Engineers develop sensors for face masks that help gauge fit

As face masks become a more common sight in public, engineers are developing new ways to ensure they fit properly. That’s important not only for comfort, but also for the masks’ effectiveness in blocking out viruses and other particles.

One company, ResMed, has developed a mask fit sensor that uses audio signals to gauge how well a mask is sealing to a person’s face. The sensor, which attaches to the outside of the mask, emits a tone that changes pitch as the mask moves closer or further away from the face.

The idea is that users can adjust their masks until they find a pitch that is comfortable, indicating a good seal. ResMed is currently testing the sensor with healthcare workers, and plans to make it available to consumers in the future.
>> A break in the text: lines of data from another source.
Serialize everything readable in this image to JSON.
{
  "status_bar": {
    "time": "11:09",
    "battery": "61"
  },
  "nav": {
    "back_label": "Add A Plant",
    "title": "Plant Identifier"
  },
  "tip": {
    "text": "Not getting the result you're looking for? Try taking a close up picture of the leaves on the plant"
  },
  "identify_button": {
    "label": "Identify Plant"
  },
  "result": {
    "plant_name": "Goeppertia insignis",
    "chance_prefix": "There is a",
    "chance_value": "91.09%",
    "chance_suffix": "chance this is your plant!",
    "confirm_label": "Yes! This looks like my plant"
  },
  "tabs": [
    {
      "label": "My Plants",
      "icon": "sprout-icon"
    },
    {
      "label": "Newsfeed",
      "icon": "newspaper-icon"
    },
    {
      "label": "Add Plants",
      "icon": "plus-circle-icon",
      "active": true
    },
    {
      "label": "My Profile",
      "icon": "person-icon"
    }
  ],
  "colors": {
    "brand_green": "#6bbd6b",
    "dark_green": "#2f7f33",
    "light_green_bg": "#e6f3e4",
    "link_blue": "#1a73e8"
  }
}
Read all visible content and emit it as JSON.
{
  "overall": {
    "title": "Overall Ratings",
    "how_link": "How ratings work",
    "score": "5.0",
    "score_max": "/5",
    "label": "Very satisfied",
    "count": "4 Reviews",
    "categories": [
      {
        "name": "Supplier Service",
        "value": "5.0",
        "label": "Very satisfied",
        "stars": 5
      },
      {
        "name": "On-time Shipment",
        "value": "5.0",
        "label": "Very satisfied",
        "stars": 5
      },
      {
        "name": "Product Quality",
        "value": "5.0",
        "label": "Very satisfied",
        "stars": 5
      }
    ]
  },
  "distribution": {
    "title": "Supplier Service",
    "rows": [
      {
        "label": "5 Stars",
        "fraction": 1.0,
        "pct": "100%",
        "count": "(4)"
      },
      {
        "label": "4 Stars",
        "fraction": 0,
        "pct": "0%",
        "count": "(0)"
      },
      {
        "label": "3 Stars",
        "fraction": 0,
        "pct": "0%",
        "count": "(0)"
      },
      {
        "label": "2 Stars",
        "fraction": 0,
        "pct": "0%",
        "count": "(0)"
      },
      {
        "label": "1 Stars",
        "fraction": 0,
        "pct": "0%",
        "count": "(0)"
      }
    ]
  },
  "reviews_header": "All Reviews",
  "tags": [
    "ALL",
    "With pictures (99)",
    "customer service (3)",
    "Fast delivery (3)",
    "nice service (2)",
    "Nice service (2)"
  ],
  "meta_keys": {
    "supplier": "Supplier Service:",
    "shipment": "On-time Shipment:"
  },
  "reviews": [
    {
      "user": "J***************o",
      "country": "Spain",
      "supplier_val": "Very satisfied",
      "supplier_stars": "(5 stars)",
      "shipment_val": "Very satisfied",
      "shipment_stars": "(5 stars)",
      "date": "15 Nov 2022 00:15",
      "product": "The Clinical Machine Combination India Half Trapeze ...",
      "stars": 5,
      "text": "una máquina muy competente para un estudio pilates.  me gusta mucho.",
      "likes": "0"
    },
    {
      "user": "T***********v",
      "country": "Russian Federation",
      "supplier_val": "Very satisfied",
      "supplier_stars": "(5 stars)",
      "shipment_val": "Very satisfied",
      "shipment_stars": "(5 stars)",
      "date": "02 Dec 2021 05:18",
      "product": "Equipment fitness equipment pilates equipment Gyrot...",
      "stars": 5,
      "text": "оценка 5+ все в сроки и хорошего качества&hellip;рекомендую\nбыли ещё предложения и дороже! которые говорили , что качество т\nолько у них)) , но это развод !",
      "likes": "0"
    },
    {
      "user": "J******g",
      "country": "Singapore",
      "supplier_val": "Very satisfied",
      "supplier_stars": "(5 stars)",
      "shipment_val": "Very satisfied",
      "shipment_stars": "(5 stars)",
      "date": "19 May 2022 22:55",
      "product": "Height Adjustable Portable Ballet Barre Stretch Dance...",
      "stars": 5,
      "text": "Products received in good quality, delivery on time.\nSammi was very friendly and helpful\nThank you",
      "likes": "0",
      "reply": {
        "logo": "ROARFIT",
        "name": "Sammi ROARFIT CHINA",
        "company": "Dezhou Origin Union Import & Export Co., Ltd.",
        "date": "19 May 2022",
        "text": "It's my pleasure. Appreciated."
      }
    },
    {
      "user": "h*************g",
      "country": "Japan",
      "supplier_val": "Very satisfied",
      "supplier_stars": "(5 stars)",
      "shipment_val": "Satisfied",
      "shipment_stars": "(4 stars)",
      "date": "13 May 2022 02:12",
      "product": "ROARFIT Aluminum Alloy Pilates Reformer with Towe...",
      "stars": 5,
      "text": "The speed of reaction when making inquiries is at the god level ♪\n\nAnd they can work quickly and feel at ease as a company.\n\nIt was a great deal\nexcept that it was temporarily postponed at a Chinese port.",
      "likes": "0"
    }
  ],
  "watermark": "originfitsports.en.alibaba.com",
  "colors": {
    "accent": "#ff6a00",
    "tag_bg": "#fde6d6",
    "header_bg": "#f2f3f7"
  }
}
Another option comes from a company called Color Intelligent Mask, which has developed a sensor that attaches to the ear loops of a face mask. The sensor uses Near-Infrared Spectroscopy (NIRS) to measure how much light is being absorbed by the skin beneath the mask.

The higher the absorption, the better the seal. The sensor also has a display that shows users how well their masks are fitting, and can be connected to a smartphone app for further analysis.

With the proliferation of face masks, it’s important to make sure they fit correctly in order to maximize their effectiveness. These new sensors provide a novel way to do that, and could help people feel more confident using masks in public.

When it comes to face masks, a snug fit is key to keeping the wearer safe from harmful airborne particles.Now, engineers have developed sensors that can be built into face masks to help ensure a proper fit.

The sensors, which are about the size of a grain of rice, are made from a flexible material that can be incorporated into the mask’s straps or band. The sensors contain two thin layers of conducting material, separated by an insulating layer.

When the mask is worn, the conducting layers come into contact with the skin, forming a circuit. The current passing through the circuit can be used to determine the level of contact between the mask and the face.

The scientists who developed the sensors say they could be used to monitor the fit of N95 respirators, which are critical for health care workers treating patients with COVID-19. The sensors could also be used in other types of masks, including those worn by the general public.

The researchers are now working on a prototype of a sensor-equipped mask and hope to have a working product within the next year.